To be honest, this entire book was insulting, from Phoebe’s faux pre-drugs Anna Nicole Smith act, to Dan’s toxic masculinity and misogyny, to the disgusting abuse hurled about in memories of her father, to the completely unnecessary trauma scenes. Part of this is that this book is pretty geriatric when it comes to romance. Twenty-six years ago is practically prehistoric when it comes to romance, and it’s obvious that the genre has come a long, looooooooooong way since then. But it obviously hasn’t come far enough. This book, with all its throwback, regressive attitudes, is still in print, and like I mentioned above, my library copy seemed fairly new, with no creased pages and a cover that showed no signs of wear. Meaning, of course, that…

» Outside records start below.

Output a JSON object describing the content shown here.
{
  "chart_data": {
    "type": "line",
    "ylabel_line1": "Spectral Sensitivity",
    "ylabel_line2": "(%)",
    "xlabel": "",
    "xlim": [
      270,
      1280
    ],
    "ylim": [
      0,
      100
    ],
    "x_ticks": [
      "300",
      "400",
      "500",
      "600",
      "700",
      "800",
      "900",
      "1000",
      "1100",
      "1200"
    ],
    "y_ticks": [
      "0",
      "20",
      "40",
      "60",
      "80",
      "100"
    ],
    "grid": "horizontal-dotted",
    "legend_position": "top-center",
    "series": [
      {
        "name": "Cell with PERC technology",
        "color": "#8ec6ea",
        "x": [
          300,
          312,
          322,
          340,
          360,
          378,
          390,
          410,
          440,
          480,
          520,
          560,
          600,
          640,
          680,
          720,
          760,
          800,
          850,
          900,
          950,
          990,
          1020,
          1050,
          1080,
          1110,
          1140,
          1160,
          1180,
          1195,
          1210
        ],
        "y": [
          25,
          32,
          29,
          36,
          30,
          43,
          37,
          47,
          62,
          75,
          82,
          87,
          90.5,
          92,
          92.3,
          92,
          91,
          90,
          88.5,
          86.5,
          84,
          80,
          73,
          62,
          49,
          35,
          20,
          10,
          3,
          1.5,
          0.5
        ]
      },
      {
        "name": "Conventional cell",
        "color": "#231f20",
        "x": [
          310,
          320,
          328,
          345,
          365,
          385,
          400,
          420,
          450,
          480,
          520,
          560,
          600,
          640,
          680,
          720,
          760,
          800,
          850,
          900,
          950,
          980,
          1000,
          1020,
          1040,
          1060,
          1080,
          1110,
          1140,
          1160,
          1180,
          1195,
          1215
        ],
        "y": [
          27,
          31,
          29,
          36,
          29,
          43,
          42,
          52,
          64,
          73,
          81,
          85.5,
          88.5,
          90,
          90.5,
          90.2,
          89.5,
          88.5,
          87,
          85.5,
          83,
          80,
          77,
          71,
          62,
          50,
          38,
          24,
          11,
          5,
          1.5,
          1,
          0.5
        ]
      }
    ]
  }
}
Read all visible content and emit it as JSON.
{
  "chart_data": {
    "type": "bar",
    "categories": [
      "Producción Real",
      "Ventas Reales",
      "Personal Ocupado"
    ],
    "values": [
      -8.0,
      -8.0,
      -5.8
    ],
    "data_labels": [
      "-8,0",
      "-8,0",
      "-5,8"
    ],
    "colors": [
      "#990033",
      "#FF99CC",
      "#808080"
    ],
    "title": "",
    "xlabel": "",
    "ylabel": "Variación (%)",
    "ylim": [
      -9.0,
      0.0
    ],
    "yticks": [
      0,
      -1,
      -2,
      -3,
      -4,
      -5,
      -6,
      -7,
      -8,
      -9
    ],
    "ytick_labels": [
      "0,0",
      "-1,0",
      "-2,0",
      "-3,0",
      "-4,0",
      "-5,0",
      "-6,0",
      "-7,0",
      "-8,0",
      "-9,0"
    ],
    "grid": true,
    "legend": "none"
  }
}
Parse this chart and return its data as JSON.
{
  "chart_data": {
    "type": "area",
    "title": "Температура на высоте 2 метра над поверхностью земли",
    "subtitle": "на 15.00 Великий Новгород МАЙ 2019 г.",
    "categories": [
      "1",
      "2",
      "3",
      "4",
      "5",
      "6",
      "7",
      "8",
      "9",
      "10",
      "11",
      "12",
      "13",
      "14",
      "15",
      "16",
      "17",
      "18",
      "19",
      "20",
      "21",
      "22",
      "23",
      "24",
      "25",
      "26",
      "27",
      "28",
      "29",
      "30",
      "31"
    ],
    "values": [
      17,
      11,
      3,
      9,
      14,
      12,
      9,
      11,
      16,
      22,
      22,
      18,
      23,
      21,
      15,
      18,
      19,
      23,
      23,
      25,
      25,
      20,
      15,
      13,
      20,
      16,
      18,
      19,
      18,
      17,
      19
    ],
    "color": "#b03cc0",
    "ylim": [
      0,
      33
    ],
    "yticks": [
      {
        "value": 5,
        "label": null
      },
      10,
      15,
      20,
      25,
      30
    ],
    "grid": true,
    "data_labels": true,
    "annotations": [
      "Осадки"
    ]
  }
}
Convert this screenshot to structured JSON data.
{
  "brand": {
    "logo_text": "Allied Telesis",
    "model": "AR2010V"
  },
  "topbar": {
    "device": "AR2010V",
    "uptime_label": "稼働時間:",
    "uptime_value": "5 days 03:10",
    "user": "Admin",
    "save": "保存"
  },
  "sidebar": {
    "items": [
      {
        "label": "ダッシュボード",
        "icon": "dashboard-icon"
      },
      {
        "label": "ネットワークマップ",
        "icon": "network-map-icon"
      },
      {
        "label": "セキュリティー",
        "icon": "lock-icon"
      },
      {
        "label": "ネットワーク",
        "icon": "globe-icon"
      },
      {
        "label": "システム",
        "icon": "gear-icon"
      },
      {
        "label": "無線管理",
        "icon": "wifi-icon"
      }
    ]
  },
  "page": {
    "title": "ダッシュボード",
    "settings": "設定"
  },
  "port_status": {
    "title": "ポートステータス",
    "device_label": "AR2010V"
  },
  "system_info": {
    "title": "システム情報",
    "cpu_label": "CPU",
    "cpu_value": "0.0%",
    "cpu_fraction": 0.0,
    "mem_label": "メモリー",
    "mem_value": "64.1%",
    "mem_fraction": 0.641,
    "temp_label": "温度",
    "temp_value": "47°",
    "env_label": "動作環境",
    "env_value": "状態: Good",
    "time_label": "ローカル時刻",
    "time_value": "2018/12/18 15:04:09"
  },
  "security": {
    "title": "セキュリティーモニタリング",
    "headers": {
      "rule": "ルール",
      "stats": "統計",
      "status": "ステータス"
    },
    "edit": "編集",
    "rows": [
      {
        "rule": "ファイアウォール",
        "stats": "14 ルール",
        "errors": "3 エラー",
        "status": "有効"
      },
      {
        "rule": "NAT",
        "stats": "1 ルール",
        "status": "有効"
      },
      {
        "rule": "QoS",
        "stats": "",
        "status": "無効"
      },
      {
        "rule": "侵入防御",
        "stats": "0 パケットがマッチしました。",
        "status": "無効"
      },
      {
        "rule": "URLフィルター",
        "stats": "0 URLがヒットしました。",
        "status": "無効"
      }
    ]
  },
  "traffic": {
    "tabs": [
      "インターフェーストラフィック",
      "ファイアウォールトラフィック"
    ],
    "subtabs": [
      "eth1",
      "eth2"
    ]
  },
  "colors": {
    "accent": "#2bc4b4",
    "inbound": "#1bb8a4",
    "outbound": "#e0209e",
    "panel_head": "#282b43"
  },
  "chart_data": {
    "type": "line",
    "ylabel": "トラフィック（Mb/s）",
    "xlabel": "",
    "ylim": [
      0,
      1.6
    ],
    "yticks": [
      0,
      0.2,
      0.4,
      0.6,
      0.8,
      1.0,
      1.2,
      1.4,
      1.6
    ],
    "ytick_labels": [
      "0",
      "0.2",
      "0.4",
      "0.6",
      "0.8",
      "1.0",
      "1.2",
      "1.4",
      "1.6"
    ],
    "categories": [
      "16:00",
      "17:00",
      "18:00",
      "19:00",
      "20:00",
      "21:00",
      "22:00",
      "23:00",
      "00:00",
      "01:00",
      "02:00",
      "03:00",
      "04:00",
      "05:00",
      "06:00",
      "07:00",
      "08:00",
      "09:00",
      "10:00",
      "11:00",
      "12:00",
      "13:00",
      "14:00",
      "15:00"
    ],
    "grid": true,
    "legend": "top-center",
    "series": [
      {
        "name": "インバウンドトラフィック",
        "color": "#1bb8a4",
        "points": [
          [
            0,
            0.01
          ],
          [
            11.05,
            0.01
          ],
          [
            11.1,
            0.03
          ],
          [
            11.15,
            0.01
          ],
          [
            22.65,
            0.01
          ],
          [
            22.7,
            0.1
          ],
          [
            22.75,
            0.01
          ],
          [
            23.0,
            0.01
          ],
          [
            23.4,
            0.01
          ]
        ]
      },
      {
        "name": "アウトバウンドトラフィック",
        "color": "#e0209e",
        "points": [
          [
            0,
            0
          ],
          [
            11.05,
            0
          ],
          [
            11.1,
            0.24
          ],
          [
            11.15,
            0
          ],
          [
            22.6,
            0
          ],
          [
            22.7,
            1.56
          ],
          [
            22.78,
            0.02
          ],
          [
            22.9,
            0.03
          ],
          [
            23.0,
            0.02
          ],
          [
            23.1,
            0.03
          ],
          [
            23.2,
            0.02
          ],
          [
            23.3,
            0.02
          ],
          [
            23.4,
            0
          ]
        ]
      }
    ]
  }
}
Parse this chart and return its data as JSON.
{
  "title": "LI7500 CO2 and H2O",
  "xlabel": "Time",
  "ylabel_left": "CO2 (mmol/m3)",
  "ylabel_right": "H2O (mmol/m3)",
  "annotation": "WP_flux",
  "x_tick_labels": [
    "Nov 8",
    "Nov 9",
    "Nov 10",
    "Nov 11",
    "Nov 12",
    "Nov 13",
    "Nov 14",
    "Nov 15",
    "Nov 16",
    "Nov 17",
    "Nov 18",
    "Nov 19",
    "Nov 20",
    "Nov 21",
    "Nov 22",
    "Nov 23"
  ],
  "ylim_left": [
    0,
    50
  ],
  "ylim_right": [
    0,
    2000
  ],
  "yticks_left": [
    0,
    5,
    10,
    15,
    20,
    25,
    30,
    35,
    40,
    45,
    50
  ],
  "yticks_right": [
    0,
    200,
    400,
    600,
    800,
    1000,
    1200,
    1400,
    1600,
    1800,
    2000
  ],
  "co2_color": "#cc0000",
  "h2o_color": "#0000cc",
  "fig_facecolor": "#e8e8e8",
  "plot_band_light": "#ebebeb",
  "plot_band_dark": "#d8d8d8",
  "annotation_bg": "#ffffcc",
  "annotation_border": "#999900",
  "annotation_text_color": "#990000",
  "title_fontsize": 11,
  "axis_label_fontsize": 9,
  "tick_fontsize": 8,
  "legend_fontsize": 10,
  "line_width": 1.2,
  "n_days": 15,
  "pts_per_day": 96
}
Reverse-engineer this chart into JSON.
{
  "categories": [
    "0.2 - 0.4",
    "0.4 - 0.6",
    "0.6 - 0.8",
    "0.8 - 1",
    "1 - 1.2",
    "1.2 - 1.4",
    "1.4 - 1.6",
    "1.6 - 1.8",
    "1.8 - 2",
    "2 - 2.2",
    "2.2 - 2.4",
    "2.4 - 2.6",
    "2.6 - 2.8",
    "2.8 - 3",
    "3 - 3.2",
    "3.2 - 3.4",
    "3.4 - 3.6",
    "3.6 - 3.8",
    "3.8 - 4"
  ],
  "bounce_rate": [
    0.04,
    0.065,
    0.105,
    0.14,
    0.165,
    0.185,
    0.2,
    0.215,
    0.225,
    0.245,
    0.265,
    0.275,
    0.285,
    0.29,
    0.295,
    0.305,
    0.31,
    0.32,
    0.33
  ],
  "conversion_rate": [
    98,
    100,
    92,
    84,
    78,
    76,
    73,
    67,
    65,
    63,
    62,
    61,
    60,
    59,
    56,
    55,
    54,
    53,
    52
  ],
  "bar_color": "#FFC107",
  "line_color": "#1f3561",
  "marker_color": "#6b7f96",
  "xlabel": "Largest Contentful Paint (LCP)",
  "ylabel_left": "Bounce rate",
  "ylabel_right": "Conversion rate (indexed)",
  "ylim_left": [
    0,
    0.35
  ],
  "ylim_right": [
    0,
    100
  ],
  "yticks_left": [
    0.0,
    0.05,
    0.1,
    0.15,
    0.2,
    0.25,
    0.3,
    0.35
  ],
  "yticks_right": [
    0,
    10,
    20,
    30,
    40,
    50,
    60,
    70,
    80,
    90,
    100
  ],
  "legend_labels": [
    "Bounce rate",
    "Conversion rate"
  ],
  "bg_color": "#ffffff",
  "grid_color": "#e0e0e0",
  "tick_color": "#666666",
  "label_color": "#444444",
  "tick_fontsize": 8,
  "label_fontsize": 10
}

This book is still in print, and what that tells me is that some romance publishers don’t necessarily think that women deserve better books, books where we aren’t called bimbos nineteen times throughout the pages and made to suffer rape and other forms of trauma in order to further the plot. I know that’s a bunch of crap, because I’ve read far better romance novels, where women rightfully give men who belittle them the middle finger and bestow their time and attention on men who prove themselves worthy of it. ACTUALLY worthy of it. Why should we be subjected to reading stories where women degrade themselves by falling into the arms of someone who, just pages ago, referred to them as a bimbo? Why does rape still continue to be a plot device in 2020? Why should books with abject racism and fatphobia still take up shelf space and space in our minds?
What I’m saying is that for those publishing companies still championing this kind of garbage by keeping books like this in print- you can do better, and your readers deserve that. This is one author I won’t be reading again. My time is worth more than that.